Hong Kong Sees a Second Wave of Emigration
(Hong Kong) – While many mainland Chinese see Hong Kong as an attractive place to move their families, the number of people leaving the former British colony for greener grass – and bluer skies – has increased in recent years.
Data from Hong Kong's Security Bureau shows some 3,900 people emigrated in the first half of this year. Though this is still far fewer than the tens of thousands of people who left every year before Britain returned the city to China in 1997 – some 60,000 a year were leaving in the early 1990s – it is nonetheless indicative of a new trend.
The figure for the first half of 2013 is 8.3 percent higher than for the same period of last year, when a total of 7,600 moved away. The latest wave of departures started in 2011, when for the first time in a decade the number of people emigrating grew.
Chen Xiaoyi, an immigration specialist who works for a Canadian company, said that there has been a "massive number of requests" recently from people looking for information about moving out of Hong Kong.
"Some migration intermediary agencies are obliged to hold seminars on weekends," she said. "Such seminars were very popular before 1997 and then disappeared for years."
One woman and her husband who did not want to be named chose to move to Australia in August 2012.
"Hong Kong's living spaces are tiny," she said. "It's hard to buy property. The air is bad and the work pressures are heavy. In an economic downturn, one can be laid off any time."
A recent report by the city's government says the preferred destinations for Hongkongers are the United States, Australia and Canada. The major reasons people said they left included political turmoil, a slumping economy and a desire to find a better place to educate their children.
Hong Kong's real GDP grew just 1.4 percent last year, and growth is expected to be between 2.5 percent and 3.5 percent this year. Because its tiny economy is so open to the outside world, Hong Kong is vulnerable to external economic shocks.
As the government's report for last year shows, the city's economy has undergone a significant slowdown since mid-2011. This is partly due to the fact the European debt crisis has not been resolved and major advanced economies are still recovering from the 2008-09 Global Financial Crisis. This has posed a challenge for Hong Kong's traders and its service exports.
Chen said that while in the past people moved because their real estate was losing value, this round of departures had to do with soaring property prices. In short, some people were selling now while prices were still high, Chen said. More than 70 percent of Chen's clients said they had properties they wanted to sell.
If median housing prices are divided by media annual household income, Hong Kong has the least affordable homes among 300 cities around the world, the U.S. consultancy Demographia says.
As an immigration specialist pointed out, for an investment of half a million euros a person can get a residence permit in Portugal, but that amount will not buy a small apartment in Hong Kong.
Meanwhile, Hong Kong has not had politics as usual since Leung Chin-ying became chief executive, as the city calls its leader, last year.
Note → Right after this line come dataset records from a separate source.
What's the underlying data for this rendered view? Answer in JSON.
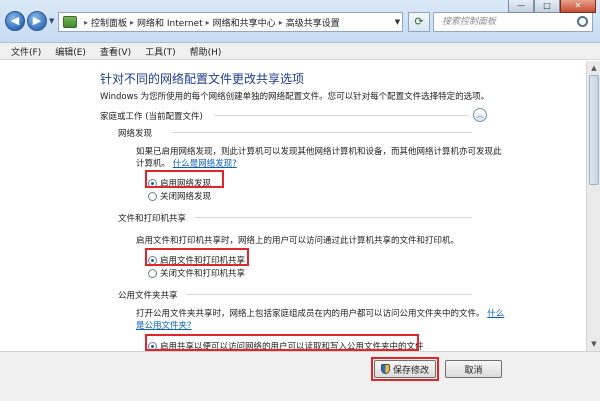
{
  "address_bar": {
    "breadcrumbs": [
      "控制面板",
      "网络和 Internet",
      "网络和共享中心",
      "高级共享设置"
    ],
    "search_placeholder": "搜索控制面板"
  },
  "menu": [
    "文件(F)",
    "编辑(E)",
    "查看(V)",
    "工具(T)",
    "帮助(H)"
  ],
  "page": {
    "title": "针对不同的网络配置文件更改共享选项",
    "intro": "Windows 为您所使用的每个网络创建单独的网络配置文件。您可以针对每个配置文件选择特定的选项。",
    "profile_heading": "家庭或工作 (当前配置文件)"
  },
  "sections": {
    "discovery": {
      "heading": "网络发现",
      "desc_line1": "如果已启用网络发现，则此计算机可以发现其他网络计算机和设备，而其他网络计算机亦可发现此",
      "desc_line2": "计算机。",
      "link": "什么是网络发现?",
      "opt_on": "启用网络发现",
      "opt_off": "关闭网络发现"
    },
    "file_printer": {
      "heading": "文件和打印机共享",
      "desc": "启用文件和打印机共享时，网络上的用户可以访问通过此计算机共享的文件和打印机。",
      "opt_on": "启用文件和打印机共享",
      "opt_off": "关闭文件和打印机共享"
    },
    "public_folder": {
      "heading": "公用文件夹共享",
      "desc_line1": "打开公用文件夹共享时，网络上包括家庭组成员在内的用户都可以访问公用文件夹中的文件。",
      "link_part1": "什么",
      "link_part2": "是公用文件夹?",
      "opt_on": "启用共享以便可以访问网络的用户可以读取和写入公用文件夹中的文件"
    }
  },
  "buttons": {
    "save": "保存修改",
    "cancel": "取消"
  }
}
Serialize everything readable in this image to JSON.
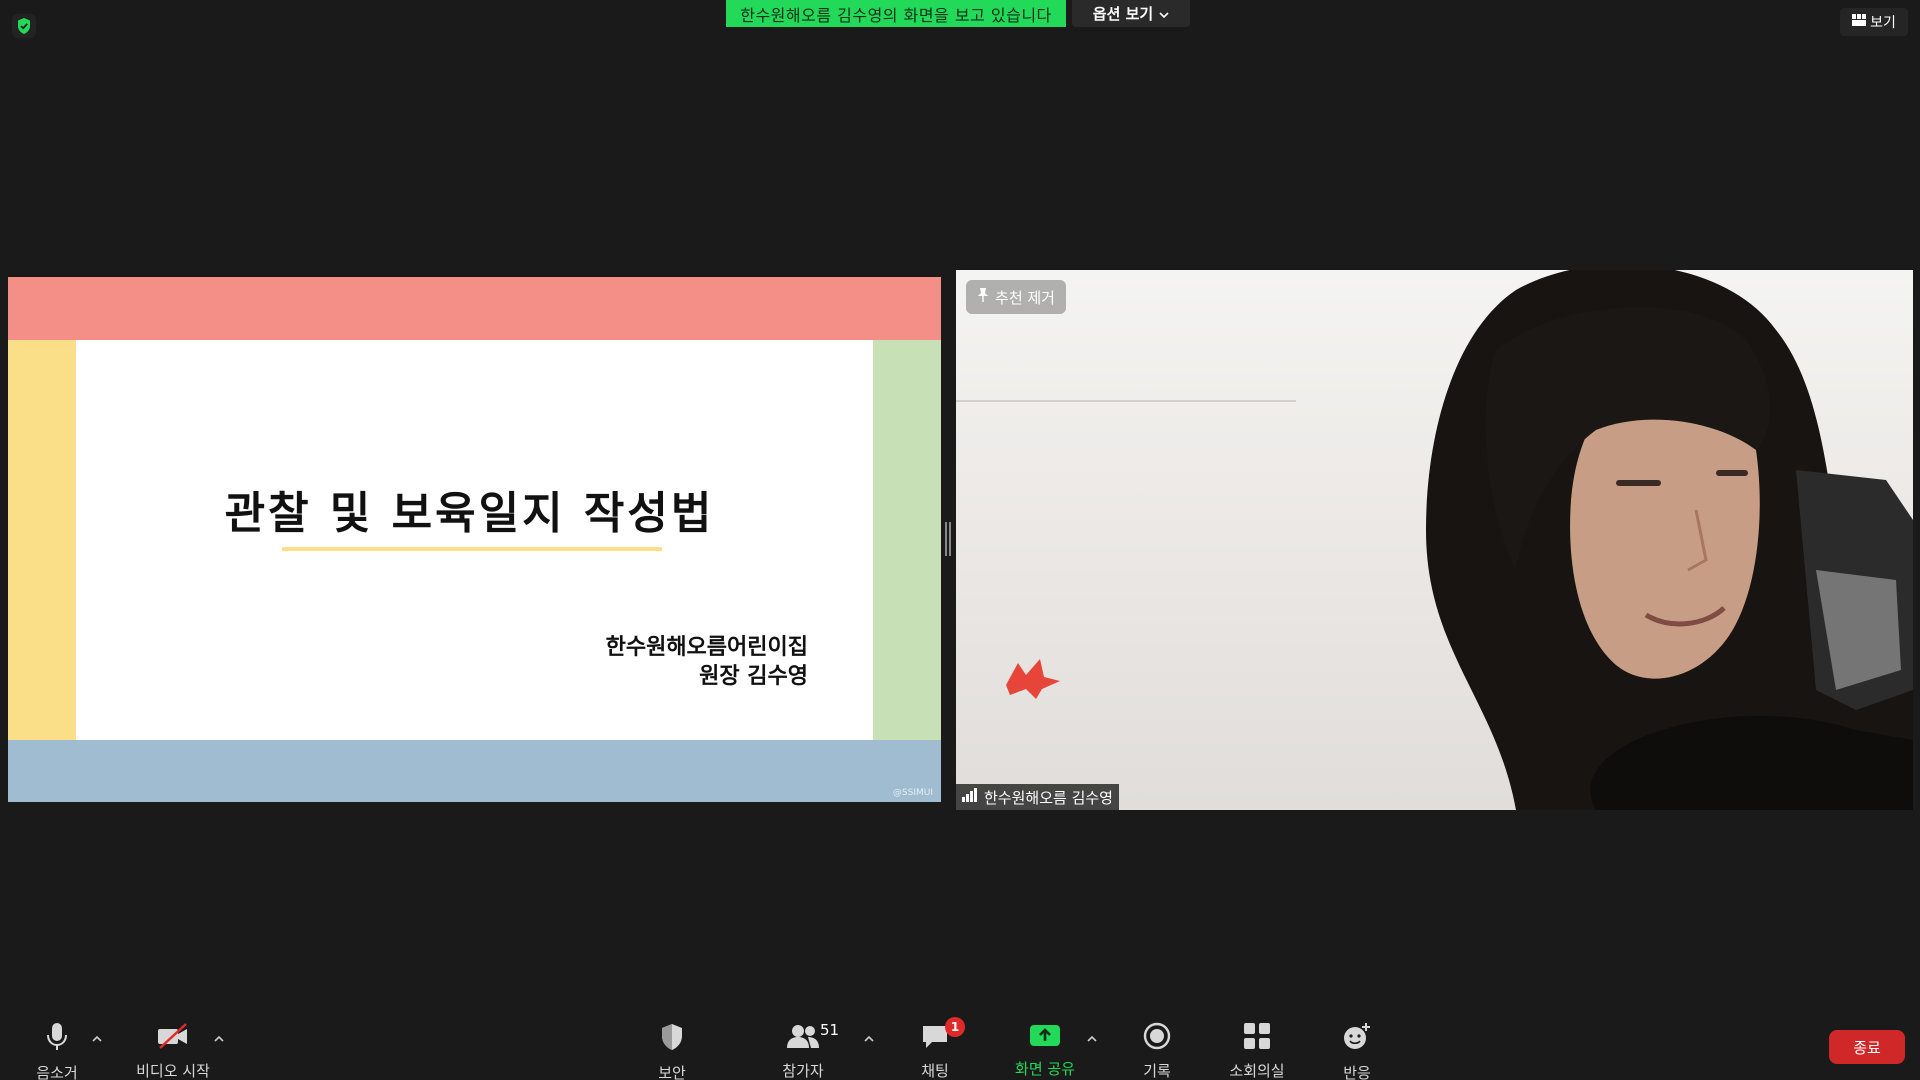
{
  "top": {
    "share_banner": "한수원해오름 김수영의 화면을 보고 있습니다",
    "options_label": "옵션 보기",
    "view_label": "보기"
  },
  "slide": {
    "title": "관찰 및 보육일지 작성법",
    "org_line1": "한수원해오름어린이집",
    "org_line2": "원장 김수영",
    "watermark": "@SSIMUI",
    "colors": {
      "top": "#f48f87",
      "left": "#fadf88",
      "right": "#c8e0b6",
      "bottom": "#9fbcd0",
      "underline": "#fadf88"
    }
  },
  "video": {
    "pin_label": "추천 제거",
    "participant_name": "한수원해오름 김수영"
  },
  "toolbar": {
    "mute_label": "음소거",
    "video_label": "비디오 시작",
    "security_label": "보안",
    "participants_label": "참가자",
    "participants_count": "51",
    "chat_label": "채팅",
    "chat_badge": "1",
    "share_label": "화면 공유",
    "record_label": "기록",
    "breakout_label": "소회의실",
    "reactions_label": "반응",
    "end_label": "종료",
    "accent": "#23d959",
    "end_color": "#d02828"
  }
}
His reign has been controversial because many of his tops aides have been involved in scandals.
"Regardless of whether they are wrong or right, the involvement of senior officials in scandals has led to people distrusting the government and has affected government administrative efficiency," says Rita Fan, former chairman of the city's Legislative Council.
Adds Ma Ngok, associate professor of politics and administration at Chinese University: "Hong Kong's political situation right now is in the biggest mess of the past 12 years."
People are also worried about educational matters. Chen said that 80 percent of her clients are middle class and had children from newborns to teenagers. For a lot of them, the desire to move had to do with educating their offspring.
One woman Caixin spoke to is emigrating for the second time. The first was when her parents moved her family before the handover. She later returned, but now her and her husband are taking their five-year-old son to Canada, where she said she expects him to get a better education.
"All the parents around me arrange intense activities for their children," she said. "Otherwise it just seems impossible to compete with other children."
She said that if her son were to stay in Hong Kong he would be obliged to follow the rules of the game and was worried about putting this much stress on him.